Sunday, 5 February 2012

What is common sense?

At a conference I went to last week, I was struck by a recurring comment from different speakers. One of the themes of the conference was how to prevent unnecessary admissions to hospitals, and most of the speakers advocated the use of some decision-making tool (the dreaded protocol) in order to ensure that junior doctors had a better chance of making the right decisions consistently.

However, each of the speakers that promoted the use of protocols also criticised junior doctors for failing to use their common sense on occasions, and rigidly (incorrectly, they asserted) sticking to the protocol.

This struck me as unfair for a couple of reasons. Firstly, the practice of asking junior doctors to refer to protocols to guide their decision-making is borne out of the recognition that absence of protocols leads to inconsistent and sub-optimal decision-making. One of the challenges of learning to be a doctor is accessing the right knowledge and process in the heat of the moment, and protocols are an invaluable way of calming the waters, giving the time to focus, think and do what is best for the patient.

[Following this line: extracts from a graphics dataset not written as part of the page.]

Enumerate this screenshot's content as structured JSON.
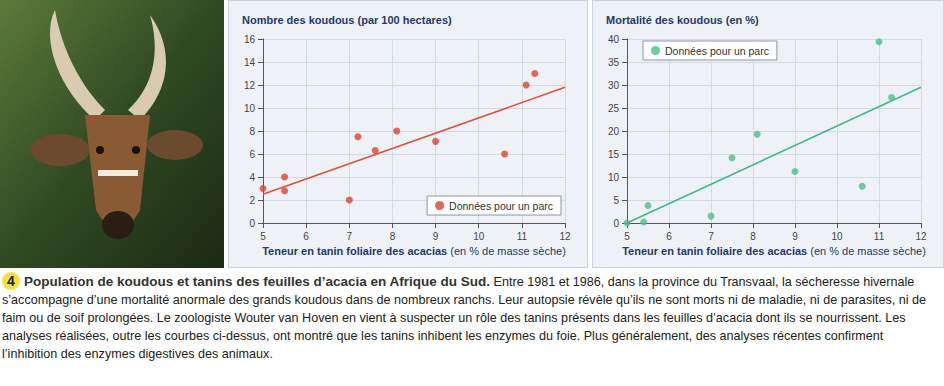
{
  "chart_data": [
    {
      "type": "scatter",
      "title": "Nombre des koudous (par 100 hectares)",
      "x_label": "Teneur en tanin foliaire des acacias (en % de masse sèche)",
      "xlim": [
        5,
        12
      ],
      "xticks": [
        5,
        6,
        7,
        8,
        9,
        10,
        11,
        12
      ],
      "ylim": [
        0,
        16
      ],
      "yticks": [
        0,
        2,
        4,
        6,
        8,
        10,
        12,
        14,
        16
      ],
      "grid": true,
      "legend": "lower right",
      "series": [
        {
          "name": "Données pour un parc",
          "type": "scatter",
          "marker": "circle",
          "color": "#e2412b",
          "x": [
            5.0,
            5.5,
            5.5,
            7.0,
            7.2,
            7.6,
            8.1,
            9.0,
            10.6,
            11.1,
            11.3
          ],
          "values": [
            3.0,
            2.8,
            4.0,
            2.0,
            7.5,
            6.3,
            8.0,
            7.1,
            6.0,
            12.0,
            13.0
          ]
        },
        {
          "type": "line",
          "line_style": "solid",
          "color": "#e0503a",
          "x": [
            5,
            12
          ],
          "values": [
            2.5,
            11.8
          ]
        }
      ]
    },
    {
      "type": "scatter",
      "title": "Mortalité des koudous (en %)",
      "x_label": "Teneur en tanin foliaire des acacias (en % de masse sèche)",
      "xlim": [
        5,
        12
      ],
      "xticks": [
        5,
        6,
        7,
        8,
        9,
        10,
        11,
        12
      ],
      "ylim": [
        0,
        40
      ],
      "yticks": [
        0,
        5,
        10,
        15,
        20,
        25,
        30,
        35,
        40
      ],
      "grid": true,
      "legend": "upper left",
      "series": [
        {
          "name": "Données pour un parc",
          "type": "scatter",
          "marker": "circle",
          "color": "#4cbf8a",
          "x": [
            5.0,
            5.4,
            5.5,
            7.0,
            7.5,
            8.1,
            9.0,
            10.6,
            11.0,
            11.3
          ],
          "values": [
            0,
            0.2,
            3.8,
            1.5,
            14.2,
            19.3,
            11.2,
            8.0,
            39.4,
            27.3
          ]
        },
        {
          "type": "line",
          "line_style": "solid",
          "color": "#3dbb84",
          "x": [
            5,
            12
          ],
          "values": [
            0,
            29.5
          ]
        }
      ]
    }
  ],
  "caption": {
    "number": "4",
    "title": "Population de koudous et tanins des feuilles d’acacia en Afrique du Sud.",
    "text": "Entre 1981 et 1986, dans la province du Transvaal, la sécheresse hivernale s’accompagne d’une mortalité anormale des grands koudous dans de nombreux ranchs. Leur autopsie révèle qu’ils ne sont morts ni de maladie, ni de parasites, ni de faim ou de soif prolongées. Le zoologiste Wouter van Hoven en vient à suspecter un rôle des tanins présents dans les feuilles d’acacia dont ils se nourrissent. Les analyses réalisées, outre les courbes ci-dessus, ont montré que les tanins inhibent les enzymes du foie. Plus généralement, des analyses récentes confirment l’inhibition des enzymes digestives des animaux."
  }
}
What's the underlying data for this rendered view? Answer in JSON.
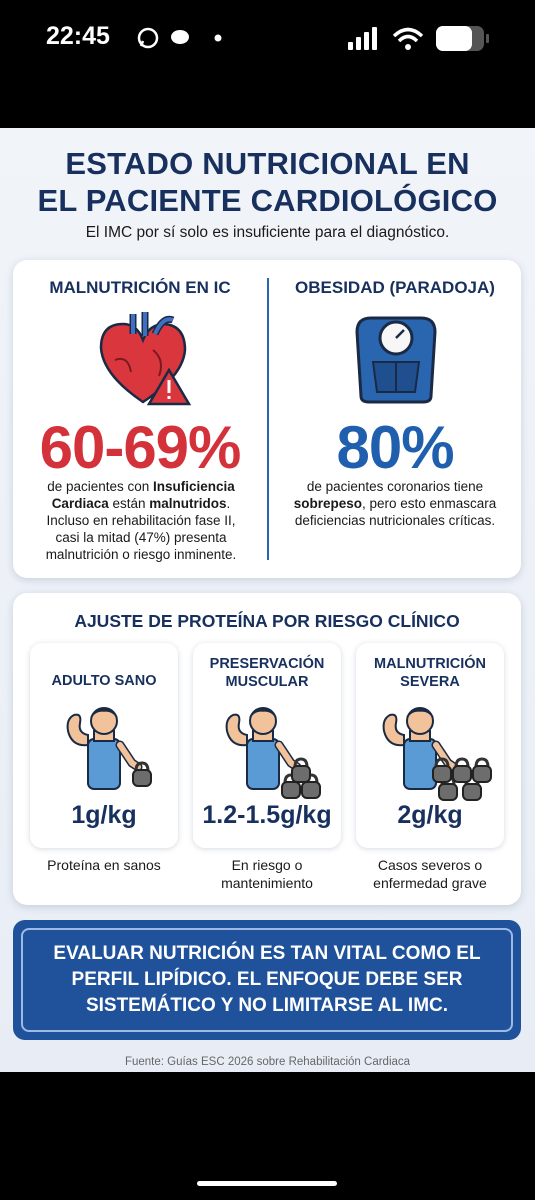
{
  "status": {
    "time": "22:45"
  },
  "header": {
    "title_lines": [
      "ESTADO NUTRICIONAL EN",
      "EL PACIENTE CARDIOLÓGICO"
    ],
    "subtitle": "El IMC por sí solo es insuficiente para el diagnóstico."
  },
  "panels": [
    {
      "heading": "MALNUTRICIÓN EN IC",
      "stat": "60-69%",
      "description": [
        "de pacientes con ",
        "Insuficiencia Cardiaca",
        " están ",
        "malnutridos",
        ". Incluso en rehabilitación fase II, casi la mitad (47%) presenta malnutrición o riesgo inminente."
      ]
    },
    {
      "heading": "OBESIDAD (PARADOJA)",
      "stat": "80%",
      "description": [
        "de pacientes coronarios tiene ",
        "sobrepeso",
        ", pero esto enmascara deficiencias nutricionales críticas."
      ]
    }
  ],
  "protein": {
    "heading": "AJUSTE DE PROTEÍNA POR RIESGO CLÍNICO",
    "cards": [
      {
        "title": "ADULTO SANO",
        "dose": "1g/kg",
        "note": "Proteína en sanos"
      },
      {
        "title": "PRESERVACIÓN MUSCULAR",
        "dose": "1.2-1.5g/kg",
        "note": "En riesgo o mantenimiento"
      },
      {
        "title": "MALNUTRICIÓN SEVERA",
        "dose": "2g/kg",
        "note": "Casos severos o enfermedad grave"
      }
    ]
  },
  "callout": "EVALUAR NUTRICIÓN ES TAN VITAL COMO EL PERFIL LIPÍDICO. EL ENFOQUE DEBE SER SISTEMÁTICO Y NO LIMITARSE AL IMC.",
  "source": "Fuente: Guías ESC 2026 sobre Rehabilitación Cardiaca"
}
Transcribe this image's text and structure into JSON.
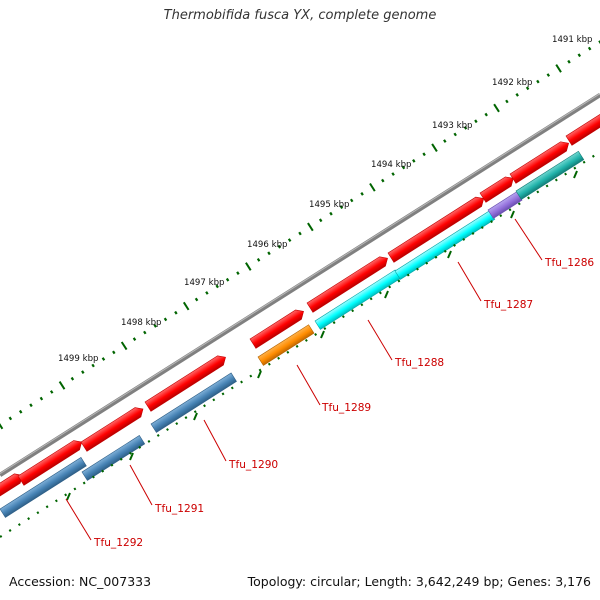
{
  "title": "Thermobifida fusca YX, complete genome",
  "footer": {
    "accession": "Accession: NC_007333",
    "summary": "Topology: circular; Length: 3,642,249 bp; Genes: 3,176"
  },
  "ruler": {
    "unit": "kbp",
    "labels": [
      "1491 kbp",
      "1492 kbp",
      "1493 kbp",
      "1494 kbp",
      "1495 kbp",
      "1496 kbp",
      "1497 kbp",
      "1498 kbp",
      "1499 kbp"
    ]
  },
  "genes": [
    {
      "name": "Tfu_1292",
      "color": "#4682b4"
    },
    {
      "name": "Tfu_1291",
      "color": "#4682b4"
    },
    {
      "name": "Tfu_1290",
      "color": "#4682b4"
    },
    {
      "name": "Tfu_1289",
      "color": "#ff8c00"
    },
    {
      "name": "Tfu_1288",
      "color": "#00ffff"
    },
    {
      "name": "Tfu_1287",
      "color": "#00ffff"
    },
    {
      "name": "Tfu_1286",
      "color": "#9370db"
    }
  ],
  "colors": {
    "forward_cds": "#ff0000",
    "backbone": "#808080",
    "ticks": "#006400",
    "gene_label": "#cc0000",
    "teal_feature": "#20b2aa"
  }
}
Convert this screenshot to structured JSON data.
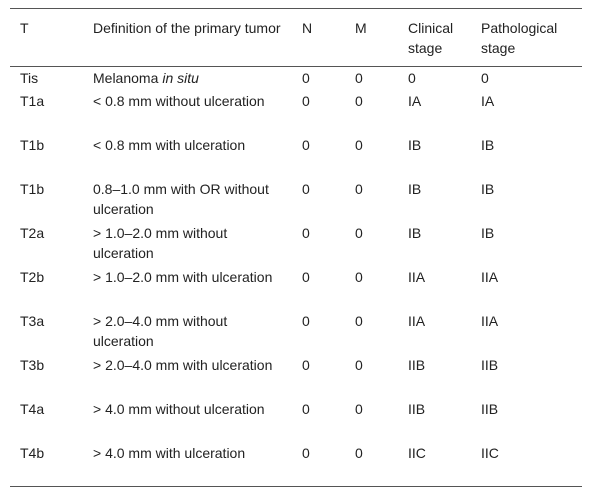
{
  "table": {
    "header": [
      "T",
      "Definition of the primary tumor",
      "N",
      "M",
      "Clinical stage",
      "Pathological stage"
    ],
    "rows": [
      [
        "Tis",
        {
          "text": "Melanoma",
          "italic": "in situ"
        },
        "0",
        "0",
        "0",
        "0"
      ],
      [
        "T1a",
        "< 0.8 mm without ulceration",
        "0",
        "0",
        "IA",
        "IA"
      ],
      [
        "T1b",
        "< 0.8 mm with ulceration",
        "0",
        "0",
        "IB",
        "IB"
      ],
      [
        "T1b",
        "0.8–1.0 mm with OR without ulceration",
        "0",
        "0",
        "IB",
        "IB"
      ],
      [
        "T2a",
        "> 1.0–2.0 mm without ulceration",
        "0",
        "0",
        "IB",
        "IB"
      ],
      [
        "T2b",
        "> 1.0–2.0 mm with ulceration",
        "0",
        "0",
        "IIA",
        "IIA"
      ],
      [
        "T3a",
        "> 2.0–4.0 mm without ulceration",
        "0",
        "0",
        "IIA",
        "IIA"
      ],
      [
        "T3b",
        "> 2.0–4.0 mm with ulceration",
        "0",
        "0",
        "IIB",
        "IIB"
      ],
      [
        "T4a",
        "> 4.0 mm without ulceration",
        "0",
        "0",
        "IIB",
        "IIB"
      ],
      [
        "T4b",
        "> 4.0 mm with ulceration",
        "0",
        "0",
        "IIC",
        "IIC"
      ]
    ]
  }
}
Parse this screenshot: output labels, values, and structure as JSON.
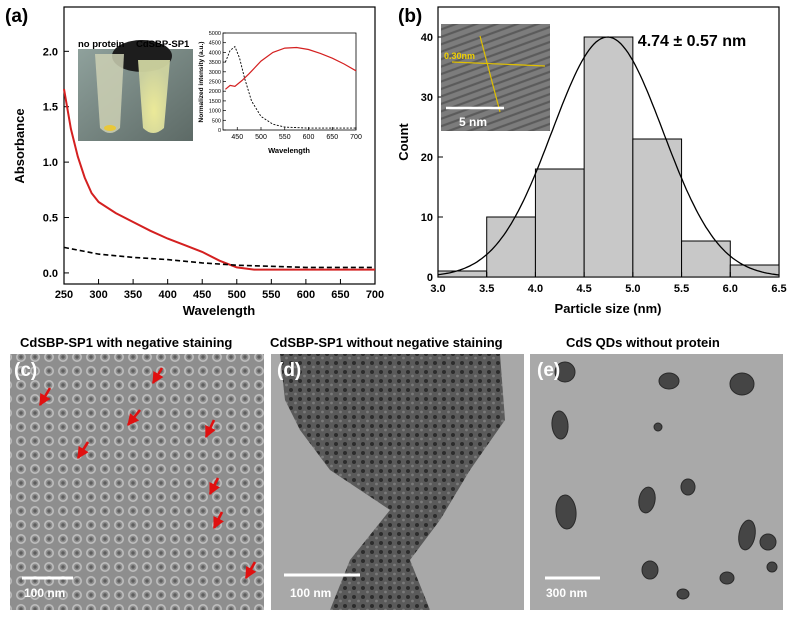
{
  "panel_a": {
    "label": "(a)",
    "photo_labels": [
      "no protein",
      "CdSBP-SP1"
    ],
    "chart_data": {
      "type": "line",
      "title": "",
      "xlabel": "Wavelength",
      "ylabel": "Absorbance",
      "xlim": [
        250,
        700
      ],
      "ylim": [
        -0.1,
        2.4
      ],
      "xticks": [
        250,
        300,
        350,
        400,
        450,
        500,
        550,
        600,
        650,
        700
      ],
      "yticks": [
        0.0,
        0.5,
        1.0,
        1.5,
        2.0
      ],
      "ytick_labels": [
        "0.0",
        "0.5",
        "1.0",
        "1.5",
        "2.0"
      ],
      "series": [
        {
          "color": "#d42020",
          "style": "solid",
          "x": [
            250,
            260,
            270,
            280,
            290,
            300,
            325,
            350,
            375,
            400,
            425,
            450,
            475,
            500,
            525,
            550,
            600,
            650,
            700
          ],
          "y": [
            1.66,
            1.3,
            1.05,
            0.86,
            0.72,
            0.64,
            0.54,
            0.46,
            0.38,
            0.31,
            0.25,
            0.19,
            0.11,
            0.05,
            0.03,
            0.03,
            0.03,
            0.03,
            0.03
          ]
        },
        {
          "color": "#000000",
          "style": "dashed",
          "x": [
            250,
            300,
            350,
            400,
            450,
            500,
            550,
            600,
            650,
            700
          ],
          "y": [
            0.23,
            0.17,
            0.14,
            0.12,
            0.09,
            0.07,
            0.06,
            0.05,
            0.05,
            0.05
          ]
        }
      ]
    },
    "inset_chart": {
      "type": "line",
      "title": "",
      "xlabel": "Wavelength",
      "ylabel": "Normalized intensity (a.u.)",
      "xlim": [
        420,
        700
      ],
      "ylim": [
        0,
        5000
      ],
      "xticks": [
        450,
        500,
        550,
        600,
        650,
        700
      ],
      "yticks": [
        0,
        500,
        1000,
        1500,
        2000,
        2500,
        3000,
        3500,
        4000,
        4500,
        5000
      ],
      "series": [
        {
          "color": "#d42020",
          "style": "solid",
          "x": [
            425,
            435,
            445,
            460,
            475,
            500,
            525,
            550,
            575,
            600,
            625,
            650,
            675,
            700
          ],
          "y": [
            2100,
            2300,
            2250,
            2550,
            2900,
            3550,
            4000,
            4220,
            4250,
            4150,
            3950,
            3700,
            3400,
            3050
          ]
        },
        {
          "color": "#000000",
          "style": "dashed",
          "x": [
            425,
            435,
            445,
            455,
            465,
            480,
            500,
            525,
            550,
            600,
            650,
            700
          ],
          "y": [
            3500,
            4100,
            4300,
            3700,
            2700,
            1500,
            700,
            300,
            150,
            100,
            100,
            100
          ]
        }
      ]
    }
  },
  "panel_b": {
    "label": "(b)",
    "annotation": "4.74 ± 0.57 nm",
    "inset_lattice_label": "0.30nm",
    "inset_scale_label": "5 nm",
    "chart_data": {
      "type": "bar",
      "title": "",
      "xlabel": "Particle size (nm)",
      "ylabel": "Count",
      "xlim": [
        3.0,
        6.5
      ],
      "ylim": [
        0,
        45
      ],
      "xticks": [
        3.0,
        3.5,
        4.0,
        4.5,
        5.0,
        5.5,
        6.0,
        6.5
      ],
      "xtick_labels": [
        "3.0",
        "3.5",
        "4.0",
        "4.5",
        "5.0",
        "5.5",
        "6.0",
        "6.5"
      ],
      "yticks": [
        0,
        10,
        20,
        30,
        40
      ],
      "bins": [
        [
          3.0,
          3.5
        ],
        [
          3.5,
          4.0
        ],
        [
          4.0,
          4.5
        ],
        [
          4.5,
          5.0
        ],
        [
          5.0,
          5.5
        ],
        [
          5.5,
          6.0
        ],
        [
          6.0,
          6.5
        ]
      ],
      "values": [
        1,
        10,
        18,
        40,
        23,
        6,
        2
      ],
      "fit": {
        "type": "gaussian",
        "mean": 4.74,
        "sigma": 0.57,
        "peak": 40
      }
    }
  },
  "panel_c": {
    "label": "(c)",
    "caption": "CdSBP-SP1 with negative staining",
    "scale_label": "100 nm"
  },
  "panel_d": {
    "label": "(d)",
    "caption": "CdSBP-SP1 without negative staining",
    "scale_label": "100 nm"
  },
  "panel_e": {
    "label": "(e)",
    "caption": "CdS QDs without protein",
    "scale_label": "300 nm"
  }
}
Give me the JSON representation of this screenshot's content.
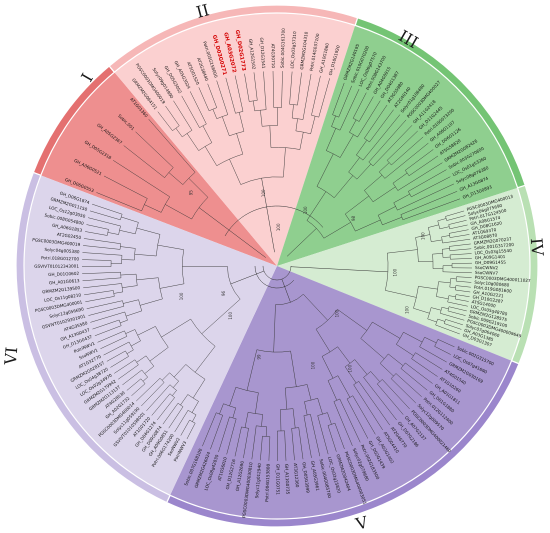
{
  "figure": {
    "clades": [
      {
        "id": "I",
        "label": "I",
        "fill": "#ee8f8f",
        "ring": "#e47070"
      },
      {
        "id": "II",
        "label": "II",
        "fill": "#fbd0d0",
        "ring": "#f6b7b7"
      },
      {
        "id": "III",
        "label": "III",
        "fill": "#8fcf8f",
        "ring": "#74c474"
      },
      {
        "id": "IV",
        "label": "IV",
        "fill": "#d5ecd2",
        "ring": "#b9e0b3"
      },
      {
        "id": "V",
        "label": "V",
        "fill": "#a896cf",
        "ring": "#9b86cc"
      },
      {
        "id": "VI",
        "label": "VI",
        "fill": "#dcd5eb",
        "ring": "#cabfe3"
      }
    ],
    "highlighted_genes": [
      "GH_D03G0271",
      "GH_A03G2072",
      "GH_D02G1773"
    ],
    "leaf_labels": {
      "I": [
        "GH_D06G0553",
        "GH_A06G0521",
        "GH_D05G2318",
        "GH_A05G2367",
        "Sobic.001",
        "AT1G01360"
      ],
      "II": [
        "GRMZM2G064151",
        "PGSC0003DMG400019",
        "Solyc09g014990",
        "GH_D05G3052",
        "GH_A05G3024",
        "AT5G01520",
        "AT2G38440",
        "Potri.005G158000",
        "GH_D03G0271",
        "GH_A03G2072",
        "GH_D02G1773",
        "GH_A12G1502",
        "GH_D12G1541",
        "AT4G30710",
        "Sobic.004G161700",
        "LOC_Os03g57310",
        "GRMZM2G104310",
        "Potri.014G037100",
        "GH_A10G1860",
        "GH_D10G1920"
      ],
      "III": [
        "GRMZM2G140195",
        "Sobic.010G070200",
        "LOC_Os06g07570",
        "Potri.008G143700",
        "GH_A04G0915",
        "GH_D04G1387",
        "AT3G55980",
        "AT2G40140",
        "Solyc01g106480",
        "PGSC0003DMG400027",
        "GH_A11G2418",
        "GH_D11G2445",
        "Potri.010G073200",
        "GH_A06G1107",
        "GH_D06G1126",
        "AT5G58620",
        "GRMZM2G082426",
        "Sobic.003G270600",
        "LOC_Os01g53260",
        "Solyc08g076380",
        "GH_A13G0874",
        "GH_D13G0893"
      ],
      "IV": [
        "PGSC0003DMG400013",
        "Solyc06g075690",
        "Potri.017G124500",
        "GH_A08G1574",
        "GH_D08G1620",
        "AT1G69370",
        "AT3G08870",
        "GRMZM2G070237",
        "Sobic.001G317200",
        "LOC_Os03g15540",
        "GH_A09G1401",
        "GH_D09G1455",
        "SsoCWNV2",
        "SsoCWNV7",
        "PGSC0003DMG400011027",
        "Solyc10g080680",
        "Potri.019G081600",
        "GH_A10G2221",
        "GH_D10G2287",
        "AT5G14000",
        "LOC_Os05g48780",
        "GRMZM2G128575",
        "Sobic.009G219100",
        "PGSC0003DMG400009649",
        "Solyc07g064060",
        "GH_A03G1385",
        "GH_D03G1307"
      ],
      "V": [
        "Sobic.002G315700",
        "LOC_Os07g41690",
        "GRMZM2G030169",
        "AT4G01540",
        "AT1G10260",
        "GH_A01G1811",
        "GH_D01G1880",
        "Potri.012G112400",
        "Solyc12g009570",
        "PGSC0003DMG400021460",
        "GH_A07G2137",
        "GH_D07G2186",
        "AT2G46770",
        "AT5G04410",
        "GH_A02G1402",
        "GH_D02G1439",
        "Potri.002G183500",
        "Solyc02g079680",
        "PGSC0003DMG400003051",
        "GRMZM2G042404",
        "LOC_Os02g15820",
        "Sobic.004G085700",
        "GH_A05G3961",
        "GH_D05G3999",
        "AT3G12360",
        "GH_A11G0735",
        "GH_D11G0751",
        "Potri.004G153800",
        "Solyc11g012940",
        "PGSC0003DMG400030810",
        "GH_A12G2690",
        "GH_D12G2716",
        "AT1G56010",
        "LOC_Os08g42830",
        "GRMZM2G426024",
        "Sobic.007G168100"
      ],
      "VI": [
        "PotriNWV3",
        "SsoNWV2",
        "Potri.006G174200",
        "GH_A09G0851",
        "GH_D09G0874",
        "GH_D04G1274",
        "AT1G01720",
        "GSVIVT01010598001",
        "Solyc11g059190",
        "PGSC0003DMG400014",
        "GH_A02G1732",
        "AT4G28530",
        "GRMZM2G113137",
        "GRMZM2G179942",
        "LOC_Os02g34970",
        "LOC_Os04g38720",
        "GRMZM2G028157",
        "AT1G32770",
        "SsoNWV1",
        "PotriNWV1",
        "GH_D13G0437",
        "GH_A13G0437",
        "AT4G35580",
        "GSVIVT01029301001",
        "Solyc12g056690",
        "PGSC0003DMG400001",
        "LOC_Os11g08210",
        "GRMZM2G139500",
        "GH_A01G0613",
        "GH_D01G0602",
        "GSVIVT01012343001",
        "Potri.018G012700",
        "Solyc04g005380",
        "PGSC0003DMG400019",
        "AT2G02450",
        "GH_A06G1853",
        "Sobic.008G054800",
        "LOC_Os12g03050",
        "GRMZM2G011150",
        "GH_D06G1874"
      ]
    },
    "bootstrap_values": [
      "100",
      "100",
      "98",
      "100",
      "100",
      "100",
      "99",
      "100",
      "100",
      "95",
      "100",
      "100",
      "100",
      "96",
      "100"
    ]
  }
}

Junior doctors recognise that there is always the possibility that they may make a mistake (they are usually terrified by the prospect), and therefore are comforted by having the treatment pathways laid out before them. This means that they can focus on assessing the patient, instituting the correct treatment, and not spend too much time trying to figure out what the right treatment is.

The main pitfall of protocol-based medicine is that is relies on the assessing doctor having a high degree of certainty that the diagnosis is right, but such confidence is often hard to come by, either in the middle of a busy shift, in the middle of the night, or in a new specialty. Most protocols recognise a degree of diagnostic uncertainty, but perhaps not enough.

This is the moment that junior doctors need support, and we all need to ask whether we either offer or receive the kind of support we need from other people we work with to make the right decisions; a piece of paper outlining what you need to do in a given situation is really helpful, but it does not replace the comfort of the guiding hand of a colleague.

The second source of unfairness comes from the suggestion that the mistakes that junior doctors were making were a failure to apply common sense. But who’s common sense are they applying? Was it the common sense of someone dealing with the real stress of being a new doctor, in an unfamiliar specialty, trying to remember a hundred different things, or was it the common sense of an expert, who has worked in the field for a couple of decades? Is it fair for me to make a distinction between the two?

One might argue that common sense is by definition universal, and you would be right. My point is that the decisions on which these consultants poured scorn sounded silly in the context of consultants who have had the chance to learn and adapt to the stresses and requirements that the junior doctors they are criticising are still trying to adapt to. If one remembers that bad decisions are made by young professionals not just trying their hardest, but also trying to deal with lots of different types of challenges, then mistakes become forgiveable and indeed predictable. The responsibility, therefore,  becomes ours to ensure that they receive the support that they really need.

I often remind myself how hard it has been becoming a doctor, and how much courage it has taken to pick myself up from my failures. I need to remind myself that the need for courage has not disappeared, and I need to be prepared to fail again.

People I meet often seem to forget that becoming a doctor involves some graft, and they weren’t always as accomplished as they are now. Perhaps we should remind each other a bit more.